And I got back into my car and drove away as she finished pumping her gas.
I was in a hurry, if you must know. I was driving an hour and a half for my baby sister’s graduation, and a couple of unplanned errands put me behind schedule. One of the stops was a quick gas-up, and I was going about it rather briskly. Swipe the card. Open the cap. Jab in the nozzle.
I was willing the gas to flow faster when a woman approached me from the other side of the gas pump. She was well-dressed in a peach pant suit and white blouse; her white hair was set in a soft curl; her frame slight. The woman looked at me hesitantly.
“So, what kind do you usually use,” she asked me, looking at the pump.
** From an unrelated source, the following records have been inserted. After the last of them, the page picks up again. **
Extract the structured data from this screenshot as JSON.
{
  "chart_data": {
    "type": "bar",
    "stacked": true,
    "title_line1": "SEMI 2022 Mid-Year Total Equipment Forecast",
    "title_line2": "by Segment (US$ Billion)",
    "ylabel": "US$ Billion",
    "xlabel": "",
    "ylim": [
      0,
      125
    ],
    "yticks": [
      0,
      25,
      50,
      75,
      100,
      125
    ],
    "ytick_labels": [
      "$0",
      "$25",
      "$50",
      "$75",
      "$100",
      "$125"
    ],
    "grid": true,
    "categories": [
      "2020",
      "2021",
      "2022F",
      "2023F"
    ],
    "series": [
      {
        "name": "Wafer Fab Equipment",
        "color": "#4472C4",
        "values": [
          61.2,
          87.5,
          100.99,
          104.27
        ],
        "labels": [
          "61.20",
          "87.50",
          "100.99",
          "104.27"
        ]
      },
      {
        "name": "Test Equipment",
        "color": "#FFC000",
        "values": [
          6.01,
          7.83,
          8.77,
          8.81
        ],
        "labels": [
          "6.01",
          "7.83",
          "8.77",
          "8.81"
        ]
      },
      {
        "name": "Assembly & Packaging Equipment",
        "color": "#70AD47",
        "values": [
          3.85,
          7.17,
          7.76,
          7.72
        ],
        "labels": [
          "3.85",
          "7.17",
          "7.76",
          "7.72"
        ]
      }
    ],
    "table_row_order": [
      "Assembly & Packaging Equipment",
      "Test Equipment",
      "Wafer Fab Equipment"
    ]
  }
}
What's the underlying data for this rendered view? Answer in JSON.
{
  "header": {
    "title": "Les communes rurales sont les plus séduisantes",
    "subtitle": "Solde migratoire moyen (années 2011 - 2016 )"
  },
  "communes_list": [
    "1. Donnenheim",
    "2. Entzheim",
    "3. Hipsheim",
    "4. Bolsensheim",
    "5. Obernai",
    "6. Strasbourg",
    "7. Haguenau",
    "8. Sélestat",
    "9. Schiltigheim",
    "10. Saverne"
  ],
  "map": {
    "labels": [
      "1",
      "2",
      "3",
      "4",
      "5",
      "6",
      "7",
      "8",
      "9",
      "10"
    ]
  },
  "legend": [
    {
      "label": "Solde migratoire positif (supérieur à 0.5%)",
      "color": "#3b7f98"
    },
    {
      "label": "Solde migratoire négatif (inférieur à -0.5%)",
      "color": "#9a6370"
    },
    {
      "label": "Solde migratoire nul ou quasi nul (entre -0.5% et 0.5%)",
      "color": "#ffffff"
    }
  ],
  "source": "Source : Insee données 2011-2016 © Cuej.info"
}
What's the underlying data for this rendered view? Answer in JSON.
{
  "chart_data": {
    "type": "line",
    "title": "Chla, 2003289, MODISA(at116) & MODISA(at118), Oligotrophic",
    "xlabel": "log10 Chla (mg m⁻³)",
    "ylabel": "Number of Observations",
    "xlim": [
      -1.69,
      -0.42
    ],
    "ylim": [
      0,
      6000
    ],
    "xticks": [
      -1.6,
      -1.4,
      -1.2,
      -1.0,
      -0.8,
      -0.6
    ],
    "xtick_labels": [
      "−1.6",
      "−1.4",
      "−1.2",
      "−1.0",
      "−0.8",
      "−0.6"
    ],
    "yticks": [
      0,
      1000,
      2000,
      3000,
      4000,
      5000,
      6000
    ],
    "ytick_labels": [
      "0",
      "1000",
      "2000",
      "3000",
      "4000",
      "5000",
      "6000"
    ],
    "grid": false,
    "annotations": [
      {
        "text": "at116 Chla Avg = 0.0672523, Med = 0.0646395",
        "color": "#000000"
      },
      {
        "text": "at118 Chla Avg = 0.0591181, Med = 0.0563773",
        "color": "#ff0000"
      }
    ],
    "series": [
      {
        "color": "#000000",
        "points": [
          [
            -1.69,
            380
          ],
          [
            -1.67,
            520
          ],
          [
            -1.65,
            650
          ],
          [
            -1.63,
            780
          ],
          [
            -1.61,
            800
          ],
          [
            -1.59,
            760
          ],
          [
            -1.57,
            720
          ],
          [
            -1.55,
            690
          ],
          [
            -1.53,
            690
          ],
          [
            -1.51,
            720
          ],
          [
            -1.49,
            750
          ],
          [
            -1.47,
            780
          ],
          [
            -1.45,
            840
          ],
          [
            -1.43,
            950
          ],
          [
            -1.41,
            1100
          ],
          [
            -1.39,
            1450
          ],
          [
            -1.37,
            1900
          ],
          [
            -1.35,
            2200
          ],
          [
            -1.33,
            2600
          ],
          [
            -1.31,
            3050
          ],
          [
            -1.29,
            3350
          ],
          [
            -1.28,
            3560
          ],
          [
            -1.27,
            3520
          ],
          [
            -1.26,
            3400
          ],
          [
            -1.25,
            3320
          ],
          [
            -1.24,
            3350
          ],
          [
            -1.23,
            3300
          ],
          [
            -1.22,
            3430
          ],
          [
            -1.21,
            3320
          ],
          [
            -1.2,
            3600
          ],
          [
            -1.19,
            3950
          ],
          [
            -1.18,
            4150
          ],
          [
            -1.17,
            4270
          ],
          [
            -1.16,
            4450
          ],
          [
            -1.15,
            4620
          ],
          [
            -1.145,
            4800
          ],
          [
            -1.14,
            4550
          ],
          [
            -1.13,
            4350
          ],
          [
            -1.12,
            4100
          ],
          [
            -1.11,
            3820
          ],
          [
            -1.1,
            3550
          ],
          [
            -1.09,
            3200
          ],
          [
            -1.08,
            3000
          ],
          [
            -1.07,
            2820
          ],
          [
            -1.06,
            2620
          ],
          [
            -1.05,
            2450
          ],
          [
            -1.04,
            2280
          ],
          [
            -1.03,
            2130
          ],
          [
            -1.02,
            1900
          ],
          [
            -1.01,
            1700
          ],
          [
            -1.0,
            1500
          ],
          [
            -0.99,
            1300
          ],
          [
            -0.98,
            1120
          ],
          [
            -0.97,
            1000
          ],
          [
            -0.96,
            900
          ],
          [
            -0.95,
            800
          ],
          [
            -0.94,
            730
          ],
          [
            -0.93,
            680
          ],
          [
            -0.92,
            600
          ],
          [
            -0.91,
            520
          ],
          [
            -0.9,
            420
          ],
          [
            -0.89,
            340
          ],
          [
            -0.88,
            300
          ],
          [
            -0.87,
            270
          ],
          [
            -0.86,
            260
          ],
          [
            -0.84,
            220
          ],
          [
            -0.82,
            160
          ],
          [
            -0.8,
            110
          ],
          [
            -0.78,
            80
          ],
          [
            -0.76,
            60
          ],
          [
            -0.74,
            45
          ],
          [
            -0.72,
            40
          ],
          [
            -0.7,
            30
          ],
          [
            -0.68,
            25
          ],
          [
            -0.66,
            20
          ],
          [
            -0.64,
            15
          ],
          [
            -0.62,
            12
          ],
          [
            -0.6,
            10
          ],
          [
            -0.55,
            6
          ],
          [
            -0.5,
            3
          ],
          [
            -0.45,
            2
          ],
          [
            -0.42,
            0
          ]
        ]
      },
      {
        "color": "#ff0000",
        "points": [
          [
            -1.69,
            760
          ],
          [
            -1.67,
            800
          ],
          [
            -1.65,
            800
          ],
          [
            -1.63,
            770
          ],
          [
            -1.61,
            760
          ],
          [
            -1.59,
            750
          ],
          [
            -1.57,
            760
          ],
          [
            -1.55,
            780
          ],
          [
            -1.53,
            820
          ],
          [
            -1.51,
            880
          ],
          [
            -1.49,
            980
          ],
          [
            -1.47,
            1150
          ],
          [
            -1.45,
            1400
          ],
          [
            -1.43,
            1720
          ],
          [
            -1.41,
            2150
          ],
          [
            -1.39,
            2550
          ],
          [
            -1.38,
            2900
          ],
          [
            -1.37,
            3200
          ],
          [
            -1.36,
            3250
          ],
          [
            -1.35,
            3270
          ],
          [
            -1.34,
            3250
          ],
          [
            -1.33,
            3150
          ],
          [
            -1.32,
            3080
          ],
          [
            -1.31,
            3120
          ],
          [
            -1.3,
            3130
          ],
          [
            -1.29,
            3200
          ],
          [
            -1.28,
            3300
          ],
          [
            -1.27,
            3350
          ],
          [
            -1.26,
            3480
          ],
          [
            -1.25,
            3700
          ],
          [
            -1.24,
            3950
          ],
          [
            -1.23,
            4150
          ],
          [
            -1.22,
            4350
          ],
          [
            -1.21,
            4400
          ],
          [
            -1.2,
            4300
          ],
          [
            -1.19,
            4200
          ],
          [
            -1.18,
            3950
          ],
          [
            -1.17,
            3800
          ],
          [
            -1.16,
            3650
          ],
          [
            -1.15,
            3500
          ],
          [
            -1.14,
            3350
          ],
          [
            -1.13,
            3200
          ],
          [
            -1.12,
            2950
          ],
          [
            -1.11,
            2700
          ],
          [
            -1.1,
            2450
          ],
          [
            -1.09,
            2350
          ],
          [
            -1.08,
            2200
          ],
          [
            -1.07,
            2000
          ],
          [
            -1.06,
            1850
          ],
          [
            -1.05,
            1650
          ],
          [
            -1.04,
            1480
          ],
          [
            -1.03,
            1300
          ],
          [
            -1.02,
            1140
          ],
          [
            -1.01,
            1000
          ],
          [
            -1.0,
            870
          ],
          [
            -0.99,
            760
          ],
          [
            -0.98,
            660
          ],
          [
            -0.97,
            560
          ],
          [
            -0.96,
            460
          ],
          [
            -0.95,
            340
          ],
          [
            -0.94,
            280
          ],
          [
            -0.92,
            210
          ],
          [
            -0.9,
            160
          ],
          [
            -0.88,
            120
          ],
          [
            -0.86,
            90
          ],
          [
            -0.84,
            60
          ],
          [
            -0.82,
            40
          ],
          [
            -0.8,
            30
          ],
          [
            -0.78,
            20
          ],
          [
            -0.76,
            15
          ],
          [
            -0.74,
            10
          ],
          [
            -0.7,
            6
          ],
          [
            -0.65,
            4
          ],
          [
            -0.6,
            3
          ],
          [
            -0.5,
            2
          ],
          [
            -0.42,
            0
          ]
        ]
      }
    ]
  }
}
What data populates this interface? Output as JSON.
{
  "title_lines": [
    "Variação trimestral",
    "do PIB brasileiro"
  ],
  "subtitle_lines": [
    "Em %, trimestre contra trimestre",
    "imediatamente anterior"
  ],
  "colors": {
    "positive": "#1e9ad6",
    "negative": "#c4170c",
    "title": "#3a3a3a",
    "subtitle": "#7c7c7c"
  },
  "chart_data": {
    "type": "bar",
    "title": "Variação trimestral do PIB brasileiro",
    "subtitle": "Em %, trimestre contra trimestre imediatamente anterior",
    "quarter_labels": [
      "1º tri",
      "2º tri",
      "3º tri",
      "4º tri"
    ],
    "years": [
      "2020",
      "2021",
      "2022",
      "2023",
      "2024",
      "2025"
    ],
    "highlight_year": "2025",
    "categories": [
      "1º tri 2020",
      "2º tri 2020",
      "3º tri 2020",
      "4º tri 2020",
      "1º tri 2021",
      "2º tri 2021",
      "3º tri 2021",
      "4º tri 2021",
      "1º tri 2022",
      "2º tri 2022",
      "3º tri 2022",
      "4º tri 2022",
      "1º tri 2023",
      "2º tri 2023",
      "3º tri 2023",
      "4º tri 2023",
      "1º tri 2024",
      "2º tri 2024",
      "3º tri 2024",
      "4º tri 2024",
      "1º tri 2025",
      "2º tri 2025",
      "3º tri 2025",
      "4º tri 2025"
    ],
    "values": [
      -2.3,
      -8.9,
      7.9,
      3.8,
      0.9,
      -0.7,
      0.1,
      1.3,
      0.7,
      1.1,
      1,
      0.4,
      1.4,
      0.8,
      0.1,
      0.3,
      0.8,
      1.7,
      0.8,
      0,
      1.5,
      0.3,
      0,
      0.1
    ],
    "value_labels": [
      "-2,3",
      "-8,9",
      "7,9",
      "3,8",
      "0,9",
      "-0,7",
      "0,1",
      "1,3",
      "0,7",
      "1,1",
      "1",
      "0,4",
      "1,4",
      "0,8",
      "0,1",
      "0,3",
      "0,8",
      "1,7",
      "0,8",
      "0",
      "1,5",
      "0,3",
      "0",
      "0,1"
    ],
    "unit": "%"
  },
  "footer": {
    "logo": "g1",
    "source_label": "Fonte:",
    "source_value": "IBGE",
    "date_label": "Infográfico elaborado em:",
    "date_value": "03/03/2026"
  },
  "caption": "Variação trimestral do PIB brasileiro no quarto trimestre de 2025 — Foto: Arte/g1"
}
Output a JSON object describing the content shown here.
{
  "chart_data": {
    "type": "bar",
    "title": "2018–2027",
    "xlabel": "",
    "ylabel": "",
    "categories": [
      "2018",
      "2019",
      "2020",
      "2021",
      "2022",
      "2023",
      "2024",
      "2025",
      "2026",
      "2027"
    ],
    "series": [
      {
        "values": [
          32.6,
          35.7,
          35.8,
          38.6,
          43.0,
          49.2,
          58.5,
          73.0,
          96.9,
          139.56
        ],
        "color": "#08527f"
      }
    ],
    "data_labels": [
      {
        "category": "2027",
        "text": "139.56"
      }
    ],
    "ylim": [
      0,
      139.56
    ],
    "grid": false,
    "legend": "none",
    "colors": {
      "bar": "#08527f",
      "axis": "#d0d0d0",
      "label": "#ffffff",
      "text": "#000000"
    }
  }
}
“I just use Regular,” I said, pointing at the button.
“Oh,” she said. “I wasn’t sure.” She looked around nervously.
“Do you need some help,” I asked, knowing that it would make me later than I already was. In my mind, I began to concoct a story about “the old woman who needed my help.” That would surely make up for part of my tardiness.
“Well, if you don’t mind,” the woman said.
“Just let me finish up here,” I told her, not wanting to leave the open nozzle unattended.
When I went around to the other side, I saw that she had already swiped her credit card, had already picked up the nozzle and inserted it into the tank, and had even selected “Regular.” The only thing she hadn’t done was start pumping.
“Oh, it looks like you’ve done a great job,” I said to her, mentioning each of the things that she had done right. She obviously just needed a little reassurance.
“Well, I used to get my own gas all the time at the gas station near my house,” she said.
“Did you move?” I asked.
She said, “Yes,” then named a nearby assisted living facility. She was of the age when few women who are married get their own gas. I wondered about her husband. I also wondered whether the move had been her choice or her children’s. And what had happened to her house?
“Well, then this was close for you,” I said.
“Is this place ok?” she asked, suddenly unsure again. She was so nervous, so alone. What courage she had mustered just to ask a stranger for help. Then I remembered I was wearing a dress. And I have that trustworthy look. This wasn’t my first encounter with a stranger.
“Oh yes, this station is fine. Or there’s another just down the road from where you live,”I told her, explaining the intersection.
“I am so glad you were here; I don’t know what I would have done without you,” she said.
“Oh, I think you would have been just fine,” I told her, saying it at the same time to a future me, the one who would be pumping gas here in twenty years, alone.